Most of the time I cook plain, ordinary food without a thought of writing the recipe down since it’s so ordinary that a recipe would hardly be necessary. This first meal fits into that category:
This is Tempeh Bacon, Mashed Potatoes with Gravy, and Roasted Asparagus and Mushrooms. The tempeh is simply my Cajun Tempeh Bacon without the Cajun seasonings. (My daughter’s guest for dinner that night somehow thought it tasted like chicken, which I didn’t get, but at least she liked it.) The potatoes are red potatoes, with skins, boiled and then mashed with soymilk, salt, and pepper (some black and some pink). The gravy is basically seasoned vegetable broth with corn starch added for thickening. I don’t use a recipe, just do it by “feel,” but usually sage, thyme, garlic, and onion play some part in the gravy. And the asparagus-mushroom dish roughly follows this recipe, but without the sauce. (D. and I enjoyed a few drops of truffle oil on our asparagus and potatoes, though E. thought it tasted like old socks.)
This pizza fits into to the category of “meals without recipes,” though I have a hard time calling it simple because of the homemade vegan pepperoni E. and I made for it. The pizza itself is very easy: it uses a bought crust (I can’t remember the brand, though it was vegan), seasoned tomato puree as the sauce, and Follow Your Heart vegan mozzarella for the cheese. (E. insisted that we buy vegan cheese for the pizza; I would have been happy to leave it off.) There are also sauteed onions and green peppers and sliced mushrooms under the cheese. It’s the first pizza I’ve made in a long time, and it was really good. (This is the only photo I have of it because we were so eager to eat it that I only took one!)

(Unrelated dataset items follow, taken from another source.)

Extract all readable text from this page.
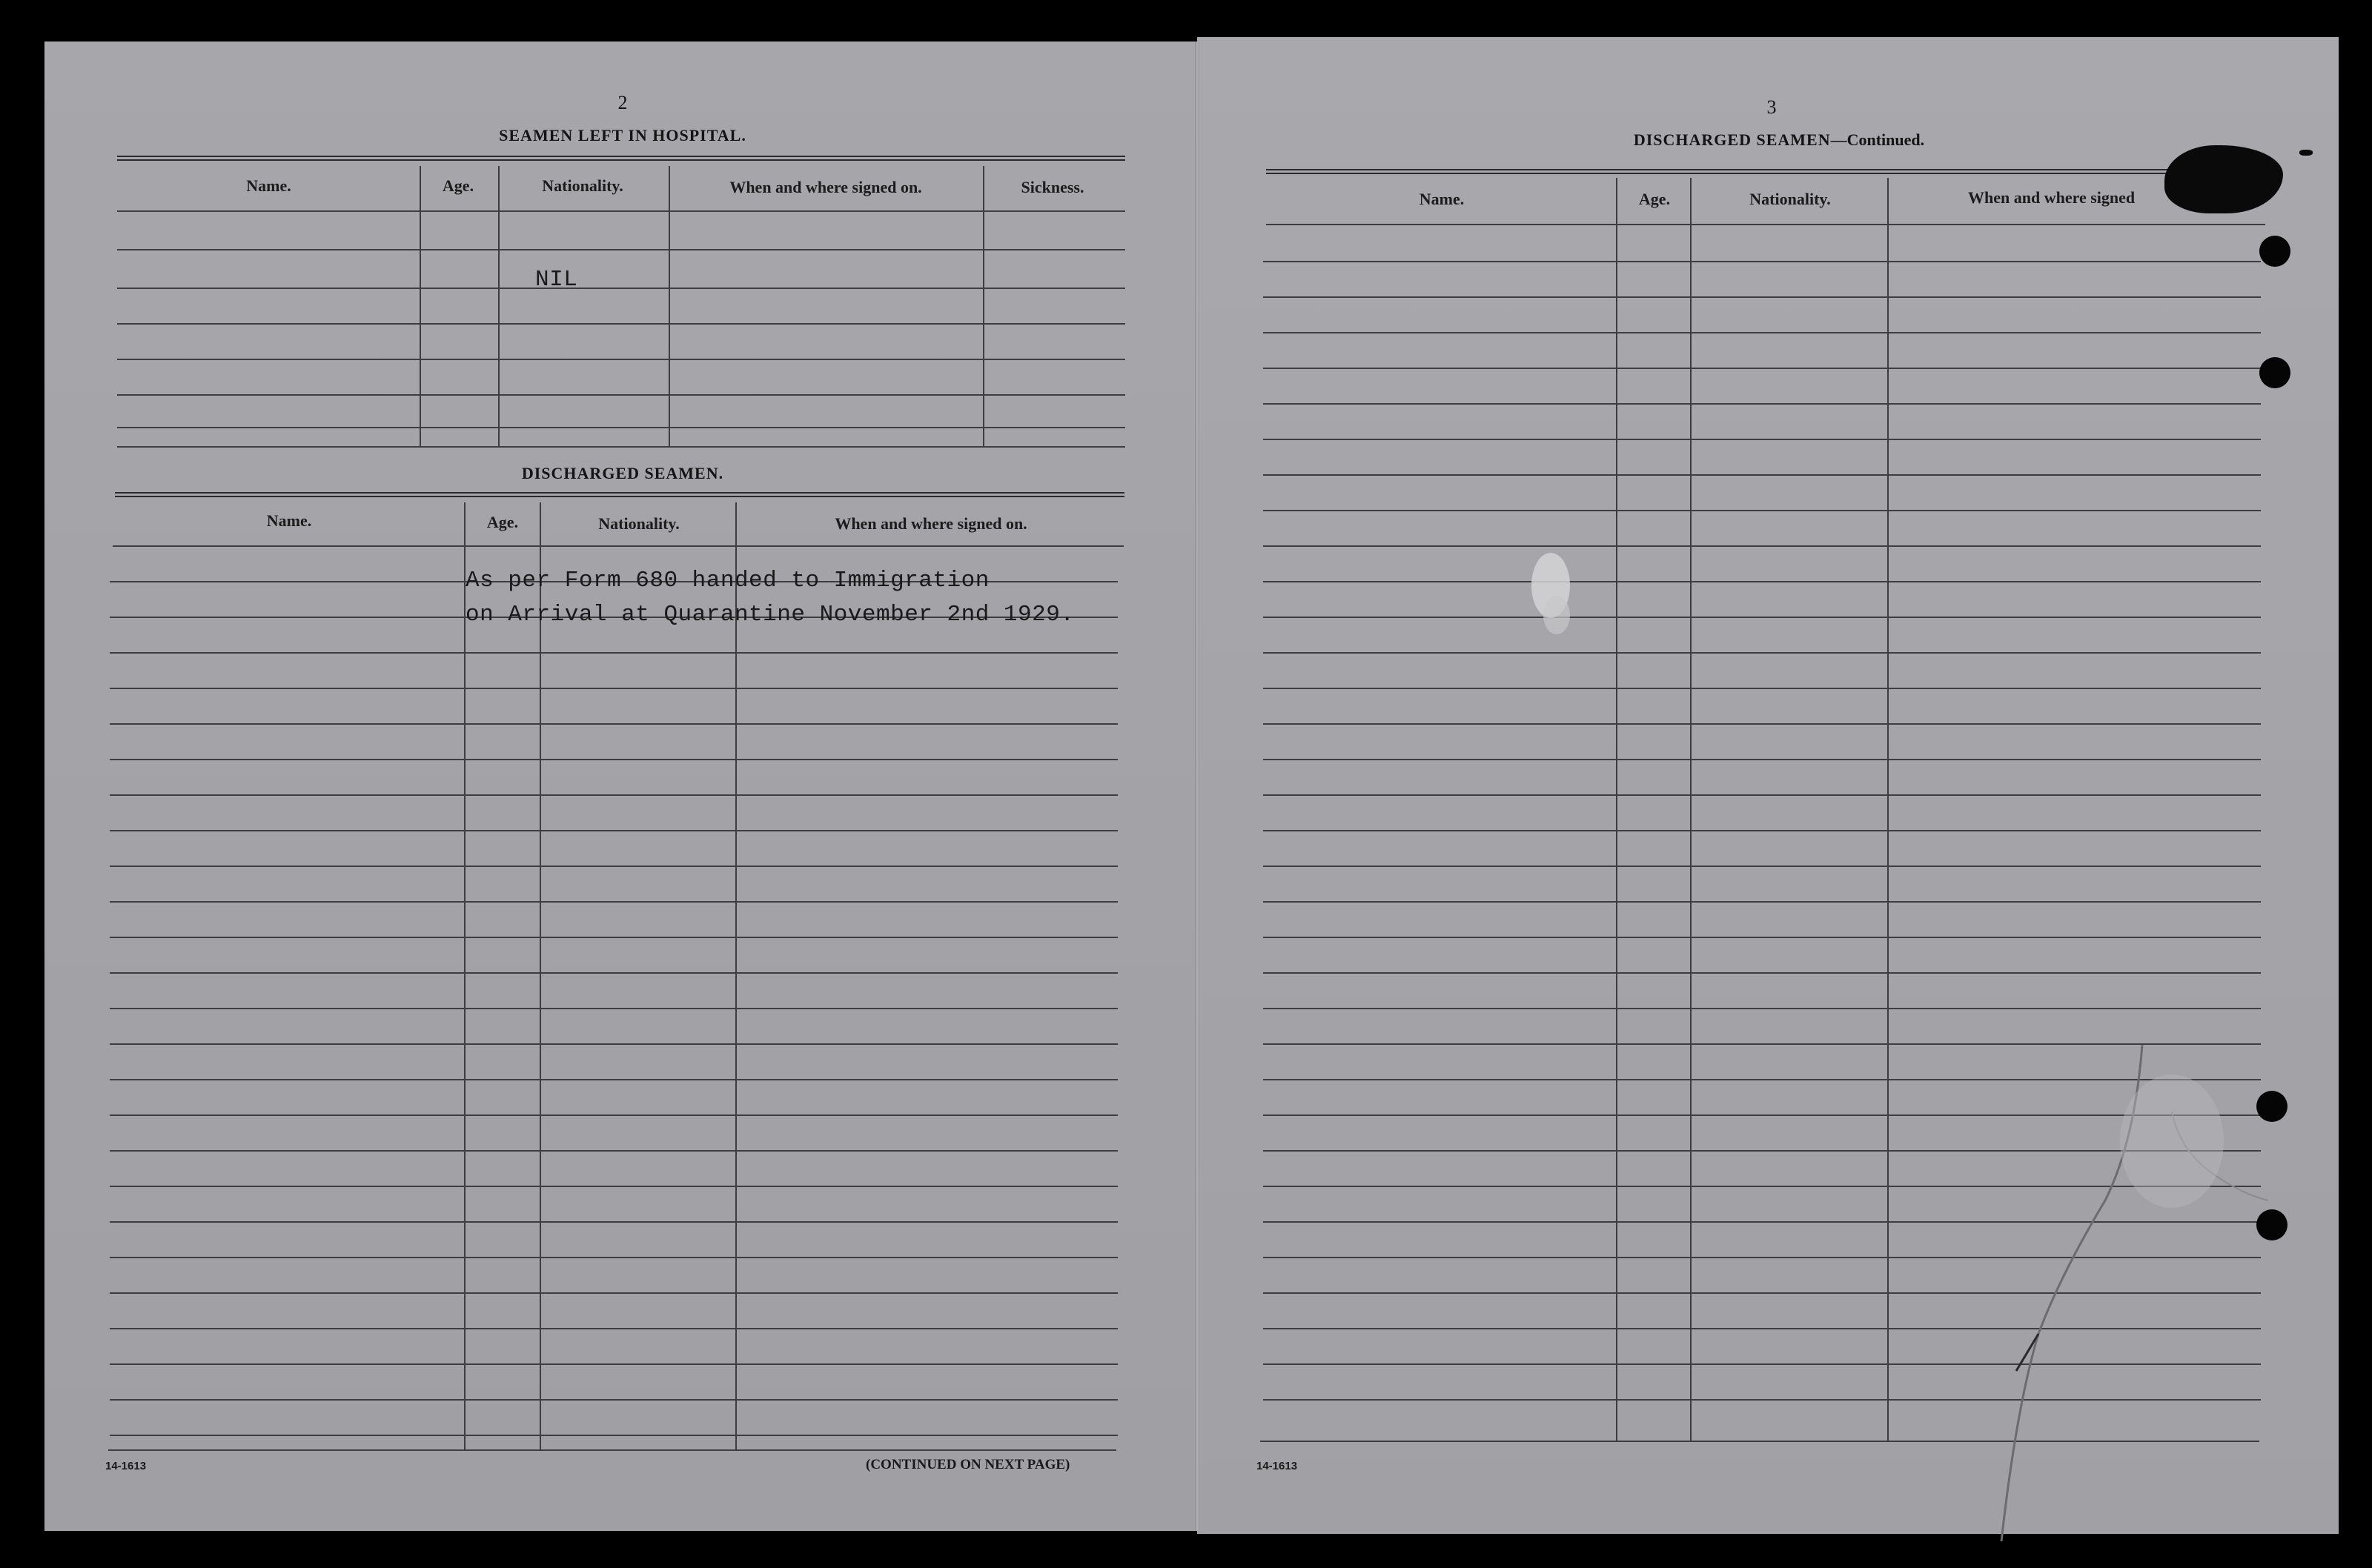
2
SEAMEN LEFT IN HOSPITAL.
Name.	Age.	Nationality.	When and where signed on.	Sickness.
NIL
DISCHARGED SEAMEN.
Name.	Age.	Nationality.	When and where signed on.
As per Form 680 handed to Immigration
on Arrival at Quarantine November 2nd 1929.
14-1613	(CONTINUED ON NEXT PAGE)
3
DISCHARGED SEAMEN—Continued.
Name.	Age.	Nationality.	When and where signed
14-1613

Now there is a recipe for the vegan pepperoni (or Veggieroni, as I like to call it), but I’m not ready to share it yet. [Update: it’s here!] It’s cooked the same way as Joanne Stepaniak’s Vegan Vittles recipe and the Seitan O’Greatness recipe posted by Lachesis over at the Post Punk Kitchen Forums (and blogged by several vegan bloggers.) In other words, it’s seitan baked in aluminum foil, rather than boiled. But I switched up the ingredients a lot, and the seasoning is totally different from either recipe. It came out so well, with a couple of possible tweaks, that I’ll be making this a lot from now on, just to throw on salads or sandwiches. Or whenever a stray pizza crust finds its way into the house!